Even when cess collections are excluded from the overall GST mop-up, the collection growth rate is comparable to that of gross GST collections. In other words, removing the compensatory cess would not affect the GST mop-up’s growth trajectory.

Insipid collections from goods imports are a direct result of a decrease in merchandise imports. Between April and November, merchandise imports fell 8.7% year on year. Experts attribute the increase in tax collections to economic development and increased compliance.

GST collections have increased considerably from Rs. 80,000 crore to Rs. 1.2 trillion in the early years of the regime to an average monthly collection of Rs. 1.7 trillion in the latest financial year, owing to increased domestic consumption, government initiatives to improve tax compliance and plug tax leakages, e-invoicing requirements, and an increase in purchasing power.

The finance ministry stated in a post on ‘X’ last week that the overall number of GST returns filed has increased 56% to 11.28 million between April 2018 and April 2023, owing to improvements in taxpayer compliance driven by “effective policy” and “systemic changes” in GST.

During the same period, the number of active GST taxpayers increased by 33% to 13.96 million.

Recently, Minister of State for Finance Pankaj Chaudhary stated that the government has taken several steps to improve tax compliance over the years, including mandating e-way bill-ITC matching, mandating e-invoice, deploying AI and ML-based analytics, aadhaar authentication for registration, calibrating action on non-filers, and integrating e-way bill with fast tag.

Furthermore, the present financial year has seen an increase in audits on various industries, both as a government strategy and due to the deadline to issue demand notices for the two financial years 2017-18 and 2018-19. “The increase in audits and scrutiny has resulted in increased compliance, leading to an increase in GST payments.”

In addition, there has been a severe crackdown on GST evaders, particularly on bogus billing.
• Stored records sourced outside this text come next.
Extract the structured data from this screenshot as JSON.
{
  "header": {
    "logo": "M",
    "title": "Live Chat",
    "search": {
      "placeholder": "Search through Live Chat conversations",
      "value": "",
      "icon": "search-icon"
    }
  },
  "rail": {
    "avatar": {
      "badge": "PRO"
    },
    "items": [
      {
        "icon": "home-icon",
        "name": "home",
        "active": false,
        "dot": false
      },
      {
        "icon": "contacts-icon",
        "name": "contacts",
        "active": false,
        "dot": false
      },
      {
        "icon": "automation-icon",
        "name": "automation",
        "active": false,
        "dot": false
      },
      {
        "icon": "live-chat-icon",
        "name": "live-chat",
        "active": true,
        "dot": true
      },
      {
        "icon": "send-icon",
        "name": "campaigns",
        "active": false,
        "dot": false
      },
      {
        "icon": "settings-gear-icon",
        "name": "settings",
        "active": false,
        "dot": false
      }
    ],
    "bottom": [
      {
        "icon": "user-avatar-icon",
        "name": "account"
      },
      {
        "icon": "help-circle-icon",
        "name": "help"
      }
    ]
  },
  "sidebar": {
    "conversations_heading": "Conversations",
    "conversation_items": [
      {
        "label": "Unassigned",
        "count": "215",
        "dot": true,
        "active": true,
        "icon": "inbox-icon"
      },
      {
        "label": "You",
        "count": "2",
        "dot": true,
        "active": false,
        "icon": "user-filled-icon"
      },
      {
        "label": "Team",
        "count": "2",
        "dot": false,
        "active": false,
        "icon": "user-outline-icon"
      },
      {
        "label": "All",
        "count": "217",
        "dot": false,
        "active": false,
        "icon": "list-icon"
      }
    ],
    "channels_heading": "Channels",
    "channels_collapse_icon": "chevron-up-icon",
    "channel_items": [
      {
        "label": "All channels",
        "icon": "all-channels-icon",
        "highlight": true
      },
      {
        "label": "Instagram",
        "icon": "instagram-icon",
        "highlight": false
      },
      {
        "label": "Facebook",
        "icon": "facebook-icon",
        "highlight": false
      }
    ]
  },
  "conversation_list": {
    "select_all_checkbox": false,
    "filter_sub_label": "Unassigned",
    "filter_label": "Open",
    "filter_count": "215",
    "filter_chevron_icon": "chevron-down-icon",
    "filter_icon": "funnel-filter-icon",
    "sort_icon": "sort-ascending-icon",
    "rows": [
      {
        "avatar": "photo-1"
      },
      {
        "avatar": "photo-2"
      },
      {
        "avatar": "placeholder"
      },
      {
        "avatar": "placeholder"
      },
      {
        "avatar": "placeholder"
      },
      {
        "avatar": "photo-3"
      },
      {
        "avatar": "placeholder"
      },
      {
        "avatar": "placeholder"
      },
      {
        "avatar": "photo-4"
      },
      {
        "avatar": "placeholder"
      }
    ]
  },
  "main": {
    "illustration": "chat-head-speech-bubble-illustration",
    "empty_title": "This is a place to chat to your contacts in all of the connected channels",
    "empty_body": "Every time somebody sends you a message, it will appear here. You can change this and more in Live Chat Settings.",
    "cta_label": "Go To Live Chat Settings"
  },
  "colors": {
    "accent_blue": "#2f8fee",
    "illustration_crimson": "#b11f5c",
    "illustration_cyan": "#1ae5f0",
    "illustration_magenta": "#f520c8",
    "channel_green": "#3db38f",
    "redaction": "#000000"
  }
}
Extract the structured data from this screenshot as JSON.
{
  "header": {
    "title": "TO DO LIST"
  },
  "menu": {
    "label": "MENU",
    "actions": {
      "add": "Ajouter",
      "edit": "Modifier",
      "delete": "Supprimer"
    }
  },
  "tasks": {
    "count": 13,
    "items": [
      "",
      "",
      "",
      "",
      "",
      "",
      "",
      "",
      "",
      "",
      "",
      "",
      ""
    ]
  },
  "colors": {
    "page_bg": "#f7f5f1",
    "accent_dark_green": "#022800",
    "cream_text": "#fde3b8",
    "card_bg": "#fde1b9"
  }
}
This has also been added to the collection.

The Directorate General of GST Intelligence (DGGI) has detected Rs. 1.36 trillion in overall GST evasion, including false input tax credit (ITC), till October of the current financial year. A total of Rs. 14,108 crore has been recovered. To catch tax evaders, authorities use system-based analytical tools and red-flag reports issued by the system.

The pace of GST collections in the coming year will be influenced by decreasing nominal GDP growth, which is likely to decrease due to external uncertainty and sluggish domestic demand conditions, primarily in rural areas. However, the consequences may not be proportional because the growth in GST receipts so far this year has outpaced the 10.5% nominal GDP growth predicted in the budget.

A 10-12% increase appears sustainable, given that the increase in compliance management and audits is likely to continue next year. An increase in certain rates, such as online gaming, will have an impact on the collection’s continued growth.

Another issue that may have an impact on GST collections is the GST rate rationalisation, which has been under review by the GST Council’s Group of Ministers for some time.